Наконец, к москвичам. К ученым. К сотрудникам Академии наук, теперь снова, как при Ломоносове, Российской.
Отпуска, у многих бессрочные, кончались. Так ученые хотели думать. Так думали. И к концу сентября засобирались — не домой, потому что настоящий дом у многих был уже здесь, на Унже. Как предпочитали говорить, в Костроме. Засобирались на работу, в Москву, в свои институты.

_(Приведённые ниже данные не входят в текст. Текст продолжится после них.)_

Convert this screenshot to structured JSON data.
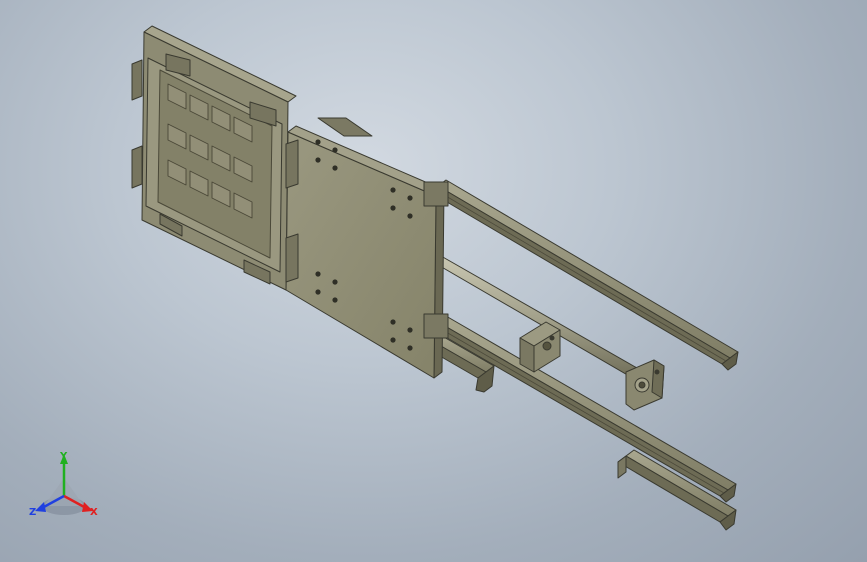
{
  "viewport": {
    "background_top": "#d2d9e1",
    "background_bottom": "#95a0ae",
    "model_color": "#8e8c74",
    "edge_color": "#3a3a30"
  },
  "triad": {
    "x_label": "X",
    "y_label": "Y",
    "z_label": "Z",
    "x_color": "#e02020",
    "y_color": "#20b020",
    "z_color": "#2040e0"
  }
}
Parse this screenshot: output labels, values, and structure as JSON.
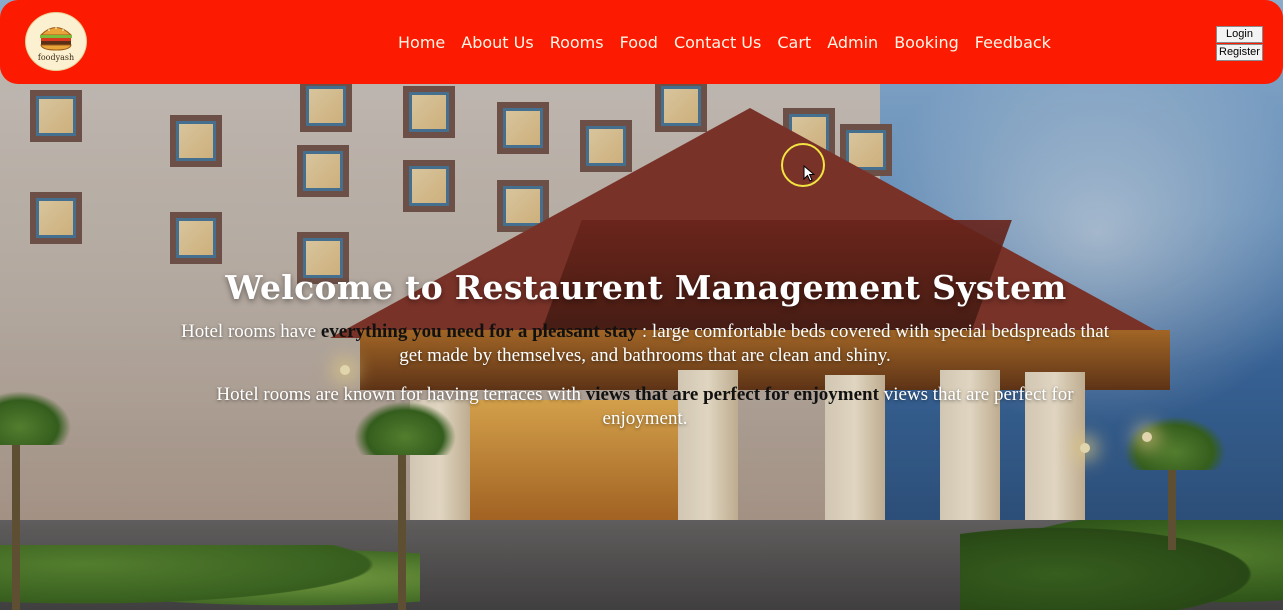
{
  "brand": {
    "logo_text": "foodyash",
    "logo_icon": "burger-icon"
  },
  "nav": {
    "items": [
      {
        "label": "Home"
      },
      {
        "label": "About Us"
      },
      {
        "label": "Rooms"
      },
      {
        "label": "Food"
      },
      {
        "label": "Contact Us"
      },
      {
        "label": "Cart"
      },
      {
        "label": "Admin"
      },
      {
        "label": "Booking"
      },
      {
        "label": "Feedback"
      }
    ]
  },
  "auth": {
    "login_label": "Login",
    "register_label": "Register"
  },
  "hero": {
    "title": "Welcome to Restaurent Management System",
    "para1": {
      "before": "Hotel rooms have ",
      "bold": "everything you need for a pleasant stay",
      "after": " : large comfortable beds covered with special bedspreads that get made by themselves, and bathrooms that are clean and shiny."
    },
    "para2": {
      "before": "Hotel rooms are known for having terraces with ",
      "bold": "views that are perfect for enjoyment",
      "after": " views that are perfect for enjoyment."
    }
  },
  "colors": {
    "navbar": "#fc1a00",
    "nav_text": "#fff6e6",
    "logo_bg": "#fbf0cf"
  }
}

Здесь был физик-атомщик, ликвидатор Чернобыля. Он не просто жил. Он лечил и лечился. Лечился сам и отчаянно боролся с отчаянием. Лечил своего коллегу-сына. Оставалось только три средства. Первое было — баня. Баня, построенная неизвестным нам человеком сто лет назад в деревне Афанасьево, у дома на Владимирском тракте — дома, слышавшего звон кандалов ссыльных. Баню, как и дом, судьба сохранила для спасения невинных и героических детей русской земли от мучительной гибели. Теперь это был дом отца и сына — и в бане они парились ежевечерне.

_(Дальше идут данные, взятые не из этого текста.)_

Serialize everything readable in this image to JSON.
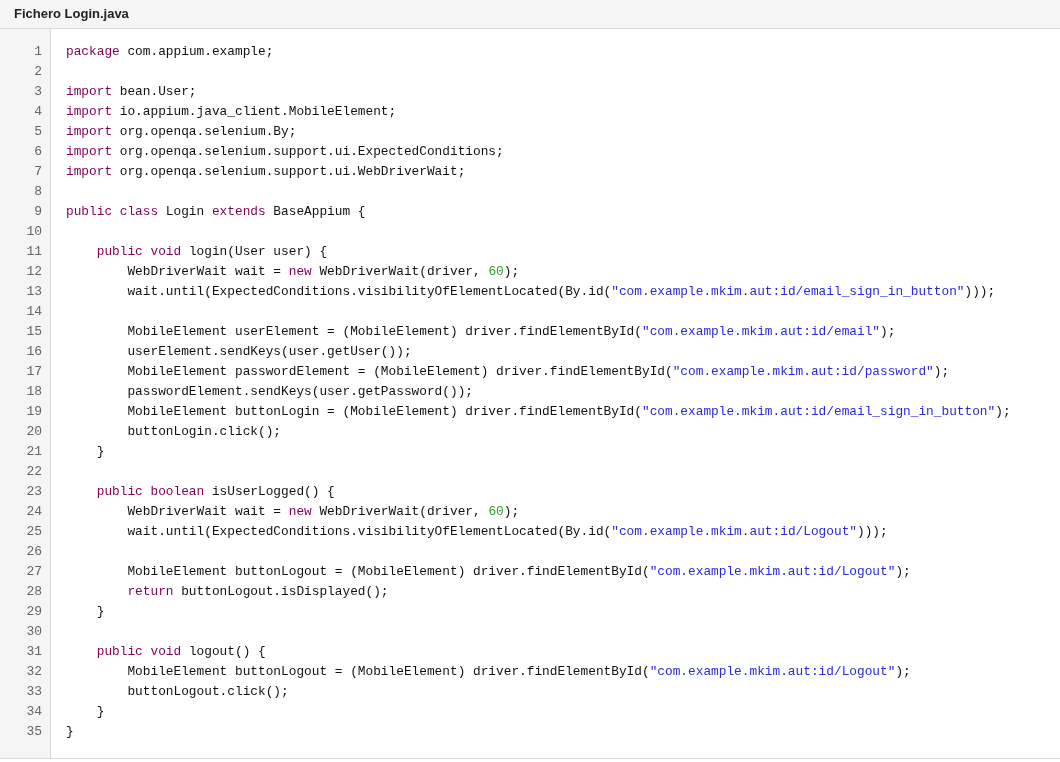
{
  "header": {
    "title": "Fichero Login.java"
  },
  "code": {
    "lines": [
      {
        "number": "1",
        "tokens": [
          {
            "kind": "keyword",
            "text": "package"
          },
          {
            "kind": "plain",
            "text": " com.appium.example;"
          }
        ]
      },
      {
        "number": "2"
      },
      {
        "number": "3",
        "tokens": [
          {
            "kind": "keyword",
            "text": "import"
          },
          {
            "kind": "plain",
            "text": " bean.User;"
          }
        ]
      },
      {
        "number": "4",
        "tokens": [
          {
            "kind": "keyword",
            "text": "import"
          },
          {
            "kind": "plain",
            "text": " io.appium.java_client.MobileElement;"
          }
        ]
      },
      {
        "number": "5",
        "tokens": [
          {
            "kind": "keyword",
            "text": "import"
          },
          {
            "kind": "plain",
            "text": " org.openqa.selenium.By;"
          }
        ]
      },
      {
        "number": "6",
        "tokens": [
          {
            "kind": "keyword",
            "text": "import"
          },
          {
            "kind": "plain",
            "text": " org.openqa.selenium.support.ui.ExpectedConditions;"
          }
        ]
      },
      {
        "number": "7",
        "tokens": [
          {
            "kind": "keyword",
            "text": "import"
          },
          {
            "kind": "plain",
            "text": " org.openqa.selenium.support.ui.WebDriverWait;"
          }
        ]
      },
      {
        "number": "8"
      },
      {
        "number": "9",
        "tokens": [
          {
            "kind": "keyword",
            "text": "public class"
          },
          {
            "kind": "plain",
            "text": " Login "
          },
          {
            "kind": "keyword",
            "text": "extends"
          },
          {
            "kind": "plain",
            "text": " BaseAppium {"
          }
        ]
      },
      {
        "number": "10"
      },
      {
        "number": "11",
        "tokens": [
          {
            "kind": "keyword",
            "text": "    public void"
          },
          {
            "kind": "plain",
            "text": " login(User user) {"
          }
        ]
      },
      {
        "number": "12",
        "tokens": [
          {
            "kind": "plain",
            "text": "        WebDriverWait wait = "
          },
          {
            "kind": "keyword",
            "text": "new"
          },
          {
            "kind": "plain",
            "text": " WebDriverWait(driver, "
          },
          {
            "kind": "number",
            "text": "60"
          },
          {
            "kind": "plain",
            "text": ");"
          }
        ]
      },
      {
        "number": "13",
        "tokens": [
          {
            "kind": "plain",
            "text": "        wait.until(ExpectedConditions.visibilityOfElementLocated(By.id("
          },
          {
            "kind": "string",
            "text": "\"com.example.mkim.aut:id/email_sign_in_button\""
          },
          {
            "kind": "plain",
            "text": ")));"
          }
        ]
      },
      {
        "number": "14"
      },
      {
        "number": "15",
        "tokens": [
          {
            "kind": "plain",
            "text": "        MobileElement userElement = (MobileElement) driver.findElementById("
          },
          {
            "kind": "string",
            "text": "\"com.example.mkim.aut:id/email\""
          },
          {
            "kind": "plain",
            "text": ");"
          }
        ]
      },
      {
        "number": "16",
        "tokens": [
          {
            "kind": "plain",
            "text": "        userElement.sendKeys(user.getUser());"
          }
        ]
      },
      {
        "number": "17",
        "tokens": [
          {
            "kind": "plain",
            "text": "        MobileElement passwordElement = (MobileElement) driver.findElementById("
          },
          {
            "kind": "string",
            "text": "\"com.example.mkim.aut:id/password\""
          },
          {
            "kind": "plain",
            "text": ");"
          }
        ]
      },
      {
        "number": "18",
        "tokens": [
          {
            "kind": "plain",
            "text": "        passwordElement.sendKeys(user.getPassword());"
          }
        ]
      },
      {
        "number": "19",
        "tokens": [
          {
            "kind": "plain",
            "text": "        MobileElement buttonLogin = (MobileElement) driver.findElementById("
          },
          {
            "kind": "string",
            "text": "\"com.example.mkim.aut:id/email_sign_in_button\""
          },
          {
            "kind": "plain",
            "text": ");"
          }
        ]
      },
      {
        "number": "20",
        "tokens": [
          {
            "kind": "plain",
            "text": "        buttonLogin.click();"
          }
        ]
      },
      {
        "number": "21",
        "tokens": [
          {
            "kind": "plain",
            "text": "    }"
          }
        ]
      },
      {
        "number": "22"
      },
      {
        "number": "23",
        "tokens": [
          {
            "kind": "keyword",
            "text": "    public boolean"
          },
          {
            "kind": "plain",
            "text": " isUserLogged() {"
          }
        ]
      },
      {
        "number": "24",
        "tokens": [
          {
            "kind": "plain",
            "text": "        WebDriverWait wait = "
          },
          {
            "kind": "keyword",
            "text": "new"
          },
          {
            "kind": "plain",
            "text": " WebDriverWait(driver, "
          },
          {
            "kind": "number",
            "text": "60"
          },
          {
            "kind": "plain",
            "text": ");"
          }
        ]
      },
      {
        "number": "25",
        "tokens": [
          {
            "kind": "plain",
            "text": "        wait.until(ExpectedConditions.visibilityOfElementLocated(By.id("
          },
          {
            "kind": "string",
            "text": "\"com.example.mkim.aut:id/Logout\""
          },
          {
            "kind": "plain",
            "text": ")));"
          }
        ]
      },
      {
        "number": "26"
      },
      {
        "number": "27",
        "tokens": [
          {
            "kind": "plain",
            "text": "        MobileElement buttonLogout = (MobileElement) driver.findElementById("
          },
          {
            "kind": "string",
            "text": "\"com.example.mkim.aut:id/Logout\""
          },
          {
            "kind": "plain",
            "text": ");"
          }
        ]
      },
      {
        "number": "28",
        "tokens": [
          {
            "kind": "keyword",
            "text": "        return"
          },
          {
            "kind": "plain",
            "text": " buttonLogout.isDisplayed();"
          }
        ]
      },
      {
        "number": "29",
        "tokens": [
          {
            "kind": "plain",
            "text": "    }"
          }
        ]
      },
      {
        "number": "30"
      },
      {
        "number": "31",
        "tokens": [
          {
            "kind": "keyword",
            "text": "    public void"
          },
          {
            "kind": "plain",
            "text": " logout() {"
          }
        ]
      },
      {
        "number": "32",
        "tokens": [
          {
            "kind": "plain",
            "text": "        MobileElement buttonLogout = (MobileElement) driver.findElementById("
          },
          {
            "kind": "string",
            "text": "\"com.example.mkim.aut:id/Logout\""
          },
          {
            "kind": "plain",
            "text": ");"
          }
        ]
      },
      {
        "number": "33",
        "tokens": [
          {
            "kind": "plain",
            "text": "        buttonLogout.click();"
          }
        ]
      },
      {
        "number": "34",
        "tokens": [
          {
            "kind": "plain",
            "text": "    }"
          }
        ]
      },
      {
        "number": "35",
        "tokens": [
          {
            "kind": "plain",
            "text": "}"
          }
        ]
      }
    ]
  }
}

Второе средство было — работа. Изнурительная, до седьмого пота, чем тяжелее, тем лучше — до грани выносимого и чуть сверх этой грани. Такой работы здесь было — невпроворот. Вырыть колодец; поставить забор; поднять дом и поменять нижние венцы; натаскать валуны с поля для разных хозяйственных нужд… Работе в деревне ни конца ни края, только начни. И они начали — вот уж тому лет семь.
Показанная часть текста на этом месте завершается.